If you were reading this blog nine years ago, you may recall Conrad's day out from work doing Community 'Balsam Busting' and here's a photo:
The thing about the Balsam is that, like the Giant Hogweed, it was imported from foreign climes with no natural predators or competitors. Consequently, after it's introduction in 1839, it escaped from floral gardens and has been infesting the countryside ever since. Art!
Less deadly than the Triffid, agreed, but more troublesome because it's real. A small point but an important one, I feel.
"Gallipoli And The ANZACs"
Another of that 4 DVD collection I bought last year and have been watching intermittently of late. Art!
Once again, the title is a bit of a misnomer, as it covers the ANZACS in the Second Unpleasantness and on into Vietnam, although it retains the same sepia-tinted format for all three conflicts, which is a bit daft.
ANYWAY I did see an interesting collection of clips that I snapped to provide an illo. Art!
This is a fascinating little clip YES IT IS IT IS IT IS, showing one of a shipment of Swedish Bofors 37 mm anti-tank guns, which I think were 'acquired' by the British as they were being sent in transit via the Suez Canal. The timeframe was immediately after the fall of France in June 1940 and Perfidious Albion needed all the firepower it could lay hands on, legitimately or no.
First of all, note that it's being carried 'Portée', which is to say, on the back of a truck, rather than being towed. This way it doesn't get bounced and flung all over the landscape being travelled.
Secondly, note that the ANZACS correctly move it off the truck to get it into a firing position; all too often in later years crews would fight the gun from the truck, making it a highly-visible target.
Thirdly, by the end of 1940 this weapon was obsolete as an anti-tank weapon, since armour on tanks rapidly got thicker and thicker.
More to come.
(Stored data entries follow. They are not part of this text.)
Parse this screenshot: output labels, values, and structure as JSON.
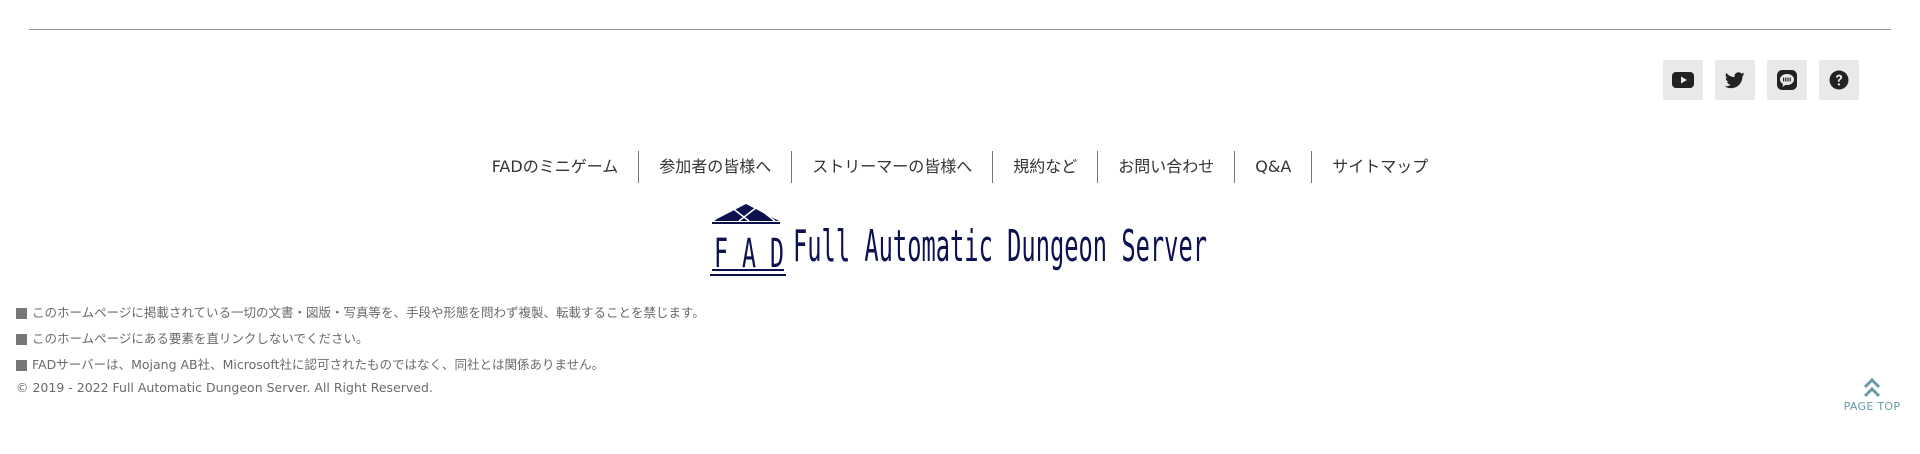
{
  "social": [
    {
      "name": "youtube-icon",
      "label": "YouTube"
    },
    {
      "name": "twitter-icon",
      "label": "Twitter"
    },
    {
      "name": "line-icon",
      "label": "LINE"
    },
    {
      "name": "help-icon",
      "label": "Help"
    }
  ],
  "nav": {
    "items": [
      {
        "label": "FADのミニゲーム"
      },
      {
        "label": "参加者の皆様へ"
      },
      {
        "label": "ストリーマーの皆様へ"
      },
      {
        "label": "規約など"
      },
      {
        "label": "お問い合わせ"
      },
      {
        "label": "Q&A"
      },
      {
        "label": "サイトマップ"
      }
    ]
  },
  "logo": {
    "mark_text": "F A D",
    "wordmark": "Full Automatic Dungeon Server",
    "color": "#0d1150"
  },
  "notes": [
    "このホームページに掲載されている一切の文書・図版・写真等を、手段や形態を問わず複製、転載することを禁じます。",
    "このホームページにある要素を直リンクしないでください。",
    "FADサーバーは、Mojang AB社、Microsoft社に認可されたものではなく、同社とは関係ありません。"
  ],
  "copyright": "© 2019 - 2022 Full Automatic Dungeon Server. All Right Reserved.",
  "pagetop": {
    "label": "PAGE TOP",
    "icon": "double-chevron-up-icon",
    "color": "#6a9aa6"
  }
}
I bet you can hardly wait.
Hmmm I Shall Be Investigating This
There has been a plethora of adverts of late, and even before late, about the third film in Danny Boyle's '28 -' franchise and yes of course I've seen the first two. In fact I saw the first one twice and was thus the only person in the cinema who didn't jump when Jim triggers the car alarm.
ANYWAY - Art!
One wonders what can survive in the first place after the Rage virus gets loose again for a second time in the UK? How can the Infected possibly survive more than a few weeks, given that they vomit up a pint of blood at a time? No doubt there'll be some retconning to explain how the virus is still a threat after a generation.
ANYWAY ANYWAY I need to follow that link and see what they recommend.